Они уверенно прошли под деревьями-стражами, которые вблизи оказались ещё более величественными, суровые хранители покоя этого древнего места, великаны, готовые растоптать непрошеных гостей. Сразу же за этими деревьями открылась поляна. Она представляла собой правильной формы круг, что уже нисколько не удивляло Вадима. В лунном свете можно было хорошо разглядеть окрестности. По всей поляне были выложены камни, небольших размеров булыжники, облепленные толстым слоем мха. Камни образовывали насыпи, которые тянулись по всей поляне и складывались в уже знакомый Вадиму символ, точно такой же, какой был нарисован Матвеичем на стекле фонаря. Этот символ был выложен так, что занимал всю площадь поляны. Вся поляна заросла папоротником, но замшелые камни выделялись на фоне травы. Они образовывали четырёхконечный знак: четыре плавные линии по спирали закручивалась в одну точку, в центре. Линии начинались от самой кромки леса, вначале каждой имелось отверстие размером с автомобильное колесо. Вадим почему-то сразу подумал, что это не просто углубления в земле, а ходы, ведущие под землю. В точке, где линии соединялись, а это было точно в центре поляны, так же имелось отверстие в земле. Ещё одной странной особенностью этого рельефного узора было то, что папоротник не скрывал каменные насыпи, ни одно растение не касалось камней, папоротник рос вдоль линий, нигде не пересекая и не соприкасаясь с каменными насыпями. Зрелище завораживало, оно напоминало руины древнего, разрушенного города, за тысячелетия противостояния природным стихиям сравнявшегося с землёй и ставшего неотъемлемой частью местного рельефа.

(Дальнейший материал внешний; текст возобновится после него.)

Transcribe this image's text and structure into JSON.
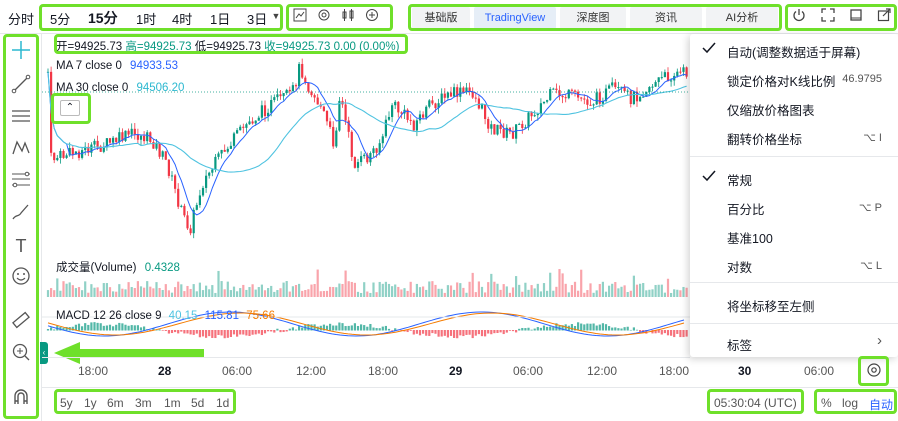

– Это здесь? – робко спросил Вадим, он не мог оторвать взгляда от странного, необычного пейзажа, словно попавшего в это мир случайно из совершенно другой реальности, чуждой человеческому пониманию.
– Здесь. Вход в святилище на том конце поляны, – Матвеич напряжённо всматривался в заросли папоротника, ища подтверждение своим словам, – видишь, там небольшой холм?

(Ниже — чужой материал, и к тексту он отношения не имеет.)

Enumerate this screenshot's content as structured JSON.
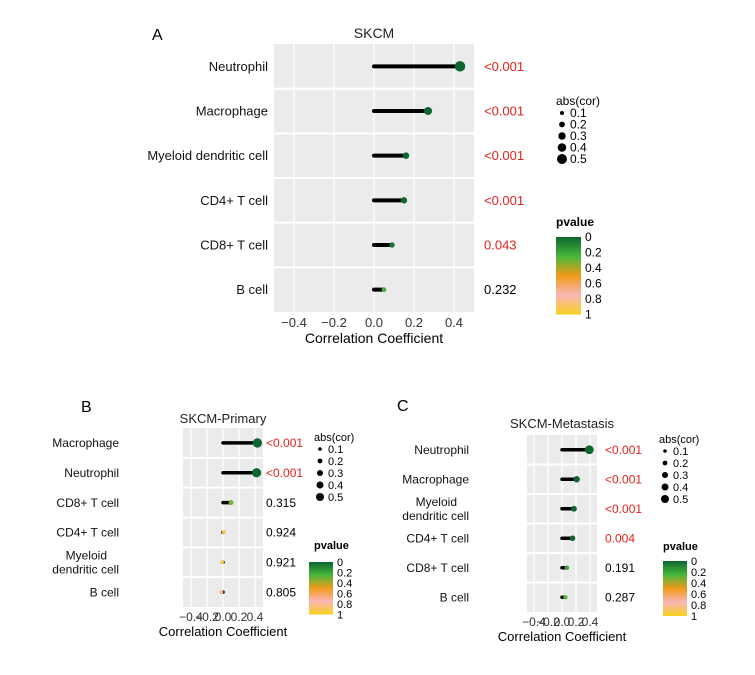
{
  "chart_data": [
    {
      "panel_label": "A",
      "type": "lollipop",
      "title": "SKCM",
      "xlabel": "Correlation Coefficient",
      "xlim": [
        -0.5,
        0.5
      ],
      "xticks": [
        -0.4,
        -0.2,
        0,
        0.2,
        0.4
      ],
      "xtick_labels": [
        "−0.4",
        "−0.2",
        "0.0",
        "0.2",
        "0.4"
      ],
      "categories": [
        "Neutrophil",
        "Macrophage",
        "Myeloid dendritic cell",
        "CD4+ T cell",
        "CD8+ T cell",
        "B cell"
      ],
      "category_lines": [
        [
          "Neutrophil"
        ],
        [
          "Macrophage"
        ],
        [
          "Myeloid dendritic cell"
        ],
        [
          "CD4+ T cell"
        ],
        [
          "CD8+ T cell"
        ],
        [
          "B cell"
        ]
      ],
      "values": [
        0.43,
        0.27,
        0.16,
        0.15,
        0.09,
        0.05
      ],
      "pvalue_labels": [
        "<0.001",
        "<0.001",
        "<0.001",
        "<0.001",
        "0.043",
        "0.232"
      ],
      "pvalues": [
        0.0,
        0.0,
        0.0,
        0.0,
        0.043,
        0.232
      ]
    },
    {
      "panel_label": "B",
      "type": "lollipop",
      "title": "SKCM-Primary",
      "xlabel": "Correlation Coefficient",
      "xlim": [
        -0.5,
        0.5
      ],
      "xticks": [
        -0.4,
        -0.2,
        0,
        0.2,
        0.4
      ],
      "xtick_labels": [
        "−0.4",
        "−0.2",
        "0.0",
        "0.2",
        "0.4"
      ],
      "categories": [
        "Macrophage",
        "Neutrophil",
        "CD8+ T cell",
        "CD4+ T cell",
        "Myeloid dendritic cell",
        "B cell"
      ],
      "category_lines": [
        [
          "Macrophage"
        ],
        [
          "Neutrophil"
        ],
        [
          "CD8+ T cell"
        ],
        [
          "CD4+ T cell"
        ],
        [
          "Myeloid",
          "dendritic cell"
        ],
        [
          "B cell"
        ]
      ],
      "values": [
        0.43,
        0.42,
        0.1,
        0.01,
        -0.01,
        -0.02
      ],
      "pvalue_labels": [
        "<0.001",
        "<0.001",
        "0.315",
        "0.924",
        "0.921",
        "0.805"
      ],
      "pvalues": [
        0.0,
        0.0,
        0.315,
        0.924,
        0.921,
        0.805
      ]
    },
    {
      "panel_label": "C",
      "type": "lollipop",
      "title": "SKCM-Metastasis",
      "xlabel": "Correlation Coefficient",
      "xlim": [
        -0.5,
        0.5
      ],
      "xticks": [
        -0.4,
        -0.2,
        0,
        0.2,
        0.4
      ],
      "xtick_labels": [
        "−0.4",
        "−0.2",
        "0.0",
        "0.2",
        "0.4"
      ],
      "categories": [
        "Neutrophil",
        "Macrophage",
        "Myeloid dendritic cell",
        "CD4+ T cell",
        "CD8+ T cell",
        "B cell"
      ],
      "category_lines": [
        [
          "Neutrophil"
        ],
        [
          "Macrophage"
        ],
        [
          "Myeloid",
          "dendritic cell"
        ],
        [
          "CD4+ T cell"
        ],
        [
          "CD8+ T cell"
        ],
        [
          "B cell"
        ]
      ],
      "values": [
        0.39,
        0.21,
        0.17,
        0.15,
        0.07,
        0.05
      ],
      "pvalue_labels": [
        "<0.001",
        "<0.001",
        "<0.001",
        "0.004",
        "0.191",
        "0.287"
      ],
      "pvalues": [
        0.0,
        0.0,
        0.0,
        0.004,
        0.191,
        0.287
      ]
    }
  ],
  "legend": {
    "size_title": "abs(cor)",
    "size_values": [
      "0.1",
      "0.2",
      "0.3",
      "0.4",
      "0.5"
    ],
    "color_title": "pvalue",
    "color_values": [
      "0",
      "0.2",
      "0.4",
      "0.6",
      "0.8",
      "1"
    ],
    "color_stops": [
      "#0b6630",
      "#47b83a",
      "#f29a1a",
      "#f9b6b6",
      "#f6d21c"
    ]
  },
  "colors": {
    "panel_bg": "#ebebeb",
    "grid": "#ffffff",
    "stem": "#000000",
    "significant_text": "#e4221b",
    "normal_text": "#000000"
  }
}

– Вижу, – Вадим едва различил возвышенность на другом конце поляны, размером со смотровое окно чердака, по крайней мере, так ему показалось. С того места, где он стоял, невозможно было точно определить габариты, – но что значит вход? Разве это место не само святилище?
Старик улыбнулся, пожалуй, впервые за прошедший вечер.
– Оно прямо под нами. Под землёй огромная полость, вымытая подземными водами тысячи лет назад. Нам нужно спуститься туда, там мы будем в безопасности, а на рассвете с первыми лучами солнца совершим обряд. Я вижу, Степан успел открыть все световоды, – от зоркого взгляда Матвеича не укрылось то, что папоротник вокруг ходов был аккуратно сорван и сложен неподалёку, наверное, для того, чтобы листья не мешали свету проникать в отверстия. Теперь Вадим знал, куда ведут эти отверстия – в святилище под землёй, – кстати, где сам Степан?
Старик огляделся, но, не обнаружив никаких признаков, свидетельствующих о том, что Степан находится где-то поблизости, предположил, что тот поджидает их внутри.
– Идём, Вадимка, – Матвеич, не дожидаясь Сорокина, вновь схватился за носилки, ставшими за этот вечер одним целым, как с ним, так и с Вадимом.
Вадим последовал примеру старика, и через минуту они уже двигались в направлении холма, который, по словам Матвеича, был входом в святилище. До холма оставался какой-то десяток метров, и он уже не казался простым холмом. Это был полноценный сводчатый проём, свод которого был выложен камнем. Над уровнем земли находилась лишь верхняя его часть, а нижняя была скрыта землёй. Узкая тропинка среди папоротника, шедшая к проёму метрах в четырёх от него, начинала уходить вниз, образовав постепенно углубляющуюся траншею, в конце которой и находился вход. Проём был небольшой, можно было пройти через него, лишь пригнув голову, но для входа в подземелье это было вполне удобно. Вход смотрел в центр поляны и имел массивную деревянную дверь, обитую для прочности металлическими полосами и висевшую на трёх ржавых петлях. Дверь была приоткрыта, сразу за ней можно было разглядеть ступеньки, уходящие вниз.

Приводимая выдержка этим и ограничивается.